Jetzt im Prozess sagen zunächst Polizeibeamte aus. Das Opfer habe gemeinsam mit einer Freundin die Tat angezeigt, erzählt ein Beamter. Anke M. habe "geweint, sie saß zusammengekauert da", erinnert er sich. Dabei sei es laut Schilderung der Frauen zunächst ein so harmonischer Abend gewesen. Die beiden Hamburgerinnen in Partylaune und die feminin gestylten Männer hätten sich gemeinsam auf der Toilette geschminkt. Dann habe einer der Transvestiten vorgeschlagen, man wolle "Männer klarmachen, damit die Frauen etwas ausgegeben bekommen". Wie die Stimmung plötzlich kippte, das Grauen, das ihr dann widerfuhr, hat Anke M. ebenfalls der Polizei geschildert. Ihre Aussage wurde auf Video aufgenommen und in der Verhandlung abgespielt.

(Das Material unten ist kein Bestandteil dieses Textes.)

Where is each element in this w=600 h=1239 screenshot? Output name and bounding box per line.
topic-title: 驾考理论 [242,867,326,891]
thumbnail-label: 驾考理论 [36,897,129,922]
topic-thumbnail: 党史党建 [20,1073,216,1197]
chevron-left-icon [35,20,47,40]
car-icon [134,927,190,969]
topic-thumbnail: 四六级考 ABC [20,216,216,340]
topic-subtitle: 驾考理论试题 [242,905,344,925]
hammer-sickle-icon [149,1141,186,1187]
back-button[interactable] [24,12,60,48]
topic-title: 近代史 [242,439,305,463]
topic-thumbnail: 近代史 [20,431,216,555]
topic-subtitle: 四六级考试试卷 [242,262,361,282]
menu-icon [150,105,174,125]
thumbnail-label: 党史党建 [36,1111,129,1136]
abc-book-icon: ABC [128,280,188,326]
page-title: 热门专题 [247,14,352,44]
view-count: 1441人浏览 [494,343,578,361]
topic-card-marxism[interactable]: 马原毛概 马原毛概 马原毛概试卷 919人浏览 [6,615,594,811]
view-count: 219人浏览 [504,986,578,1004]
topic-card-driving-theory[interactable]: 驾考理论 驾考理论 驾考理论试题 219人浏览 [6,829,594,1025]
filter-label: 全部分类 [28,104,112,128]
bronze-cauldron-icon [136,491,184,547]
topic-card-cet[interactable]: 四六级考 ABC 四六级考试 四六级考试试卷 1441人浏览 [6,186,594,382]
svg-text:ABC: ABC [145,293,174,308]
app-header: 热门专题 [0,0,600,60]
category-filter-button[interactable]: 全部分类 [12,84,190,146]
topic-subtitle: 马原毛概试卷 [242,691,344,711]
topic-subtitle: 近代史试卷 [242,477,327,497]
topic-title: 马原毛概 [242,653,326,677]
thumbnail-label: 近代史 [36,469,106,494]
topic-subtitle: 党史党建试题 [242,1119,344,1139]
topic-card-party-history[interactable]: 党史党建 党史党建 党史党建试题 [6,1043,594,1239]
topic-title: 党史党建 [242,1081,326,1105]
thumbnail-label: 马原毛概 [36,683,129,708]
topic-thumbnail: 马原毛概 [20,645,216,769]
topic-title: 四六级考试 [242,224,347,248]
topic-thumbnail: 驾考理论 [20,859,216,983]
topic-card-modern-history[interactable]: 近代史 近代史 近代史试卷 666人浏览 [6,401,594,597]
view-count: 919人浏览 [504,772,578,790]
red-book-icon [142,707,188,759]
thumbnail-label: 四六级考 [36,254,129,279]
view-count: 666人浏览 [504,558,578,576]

Die Zeugin auf Video, scheinbar weit entfernt und doch zugleich unglaublich präsent, das reicht mitunter aus, um entscheidenden Eindruck auf den Angeklagten zu machen. So ist es auch bei Petar T. Unter Tränen räumt der 40-Jährige die Tat ein. Ja, er sei dabei gewesen, und ja, er habe das Opfer festgehalten. Mit diesem Geständnis hat er der 20-Jährigen eine Zeugenaussage im Prozess erspart. Die Staatsanwaltschaft beantragt eine zweijährige Bewährungsstrafe, das Gericht erkennt auf ein Jahr und zehn Monate. Der 40-Jährige atmet auf. Vor dem Verhandlungssaal nimmt ihn sein Lebensgefährte in Empfang - und in den Arm.